O procurador-geral da República e a lista tríplice

JOTA.Info 2021-06-18

A Associação Nacional dos Procuradores da República (ANPR) realizará a consulta para lista tríplice destinada à escolha do(a) Procurador(a)-Geral da República.

A lista tríplice tem forte simbologia política, principalmente para o Ministério Público, que tem função de garante do regime democrático. Daí a importância na sua motivação e na sua implementação, sublinhando a ideia de que a democracia constitui pressuposto básico ao regular funcionamento do Estado de Direito.

Relembro que, no primeiro semestre de 2019, ainda havia uma ligeira expectativa de que a lista, por já ser, desde 2003, um costume constitucional, pudesse vir a ser acolhida pelo Presidente República. A linha de Chronos revelou o contrário…

De lá para cá, verificaram-se tentativas de abalar a credibilidade da lista tríplice, acoimando-a de “corporativa” (como se a sistemática de lista já não existisse nos demais ramos do MP brasileiro). De outro lado, o horizonte constitucional também ficou nebuloso. É fundamental, portanto, colher esta oportunidade para reafirmar o significado desse processo – plural, democrático e participativo –, realçando as virtudes da legitimação e de transparência nele presentes.

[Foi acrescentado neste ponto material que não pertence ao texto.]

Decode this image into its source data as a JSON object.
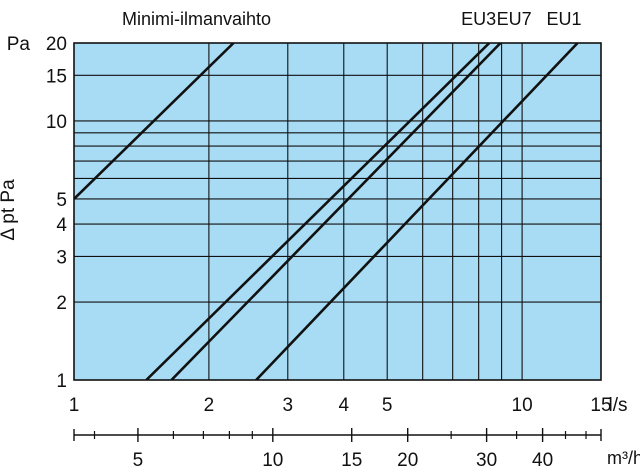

Defender a democracia, bem como os mecanismos indutores de sua legitimação, é um imperativo – e não mera opção – na atual quadra da história. E, embora não haja sinais de que a lista tríplice venha a ser considerada pelo Presidente da República, tem-se, por essa mesma razão, a inadiável necessidade de afirmar a importância de um canal aberto e democrático na escolha do(a) Procurador(a)-Geral da República. Um vetor de diálogo em busca de aprimoramento do modelo de preenchimento desse cargo, cujo papel interessa à sociedade brasileira.

Não se pretende negar a competência do Chefe do Poder Executivo para indicar o nome a ser sabatinado pelo Senado. Isso está previsto na Constituição, todos sabemos. Trata-se, sim, de estimular o processo de legitimação na etapa anterior, numa abordagem dialógica, oxigenando a indicação a partir também da participação dos integrantes da Instituição.

O Procurador-Geral da República é Órgão de Estado, e não de Governo. Conduz o Ministério Público Federal, Instituição dotada de independência funcional, essencial ao regular funcionamento do Estado Democrático de Direito. Preside o Conselho Nacional do Ministério Público – Órgão relevante no campo do planejamento, controle e correção de eventuais de irregularidades –, mas também de promoção e garantia da autonomia administrativa do Ministério Público. Presenta o Ministério Público perante o STF, cabendo-lhe ali exercer seu amplo leque de atribuições, com o protagonismo necessário e adequado ao que prescreve a Constituição.

Cuida-se, ainda, de definir um mandato cujo exercício impõe a fiscalização dos atos da Administração, em todos os seus níveis e sem distinções, com zelo, responsabilidade, firmeza e serenidade. Assim manda a Constituição.

Por isso, é fundamental sedimentar mecanismos garantidores da independência constitucionalmente assegurada, para que o desempenho das funções de PGR seja sempre pautado pelo compromisso único de defender a ordem jurídica (inclusiva e isonômica), o regime democrático (substantivo) e os interesses sociais e individuais (indisponíveis).

O processo de escolha exige diálogo amplo com diferentes setores do Estado e da sociedade civil, sendo, nesse aspecto, oportuno acentuar o papel do Senado Federal, competente que é para sabatinar o nome indicado. Quanto mais arejada for a escolha do PGR, tanto melhor para o Estado e para a sociedade, pois filtros democráticos robustecem a jornada funcional.

Muito há de ser repensado na modelagem em vigor. Ajustes constitucionais são bem-vindos. Além de a lista tríplice ser um bom ponto de partida, a impossibilidade de recondução e, também, de condução a cargo diverso, durante ou após o mandato de PGR (quarentena), faria bem ao exercício das funções. Em relação à recondução, se, por um lado, um mandato de dois anos é curto para o desenrolar de múltiplas tarefas que se apresentam, há, por outro, a percepção de que o complexo mecanismo de escolha e o espinhoso exercício das funções de Procurador-Geral da República não deveriam permitir a renovação de mandatos.

A proibição de condução a cargo público diverso, durante ou após o mandato de PGR, com um período de quarentena, é outra medida necessária. O papel constitucional reservado ao PGR justifica por si essa limitação, não se compatibilizando com arquétipos que façam as vezes de trapézios ou trampolins na vida pública. Enfim, parece ser oportuno um desenho institucional que considere essas questões. Fica o convite à reflexão.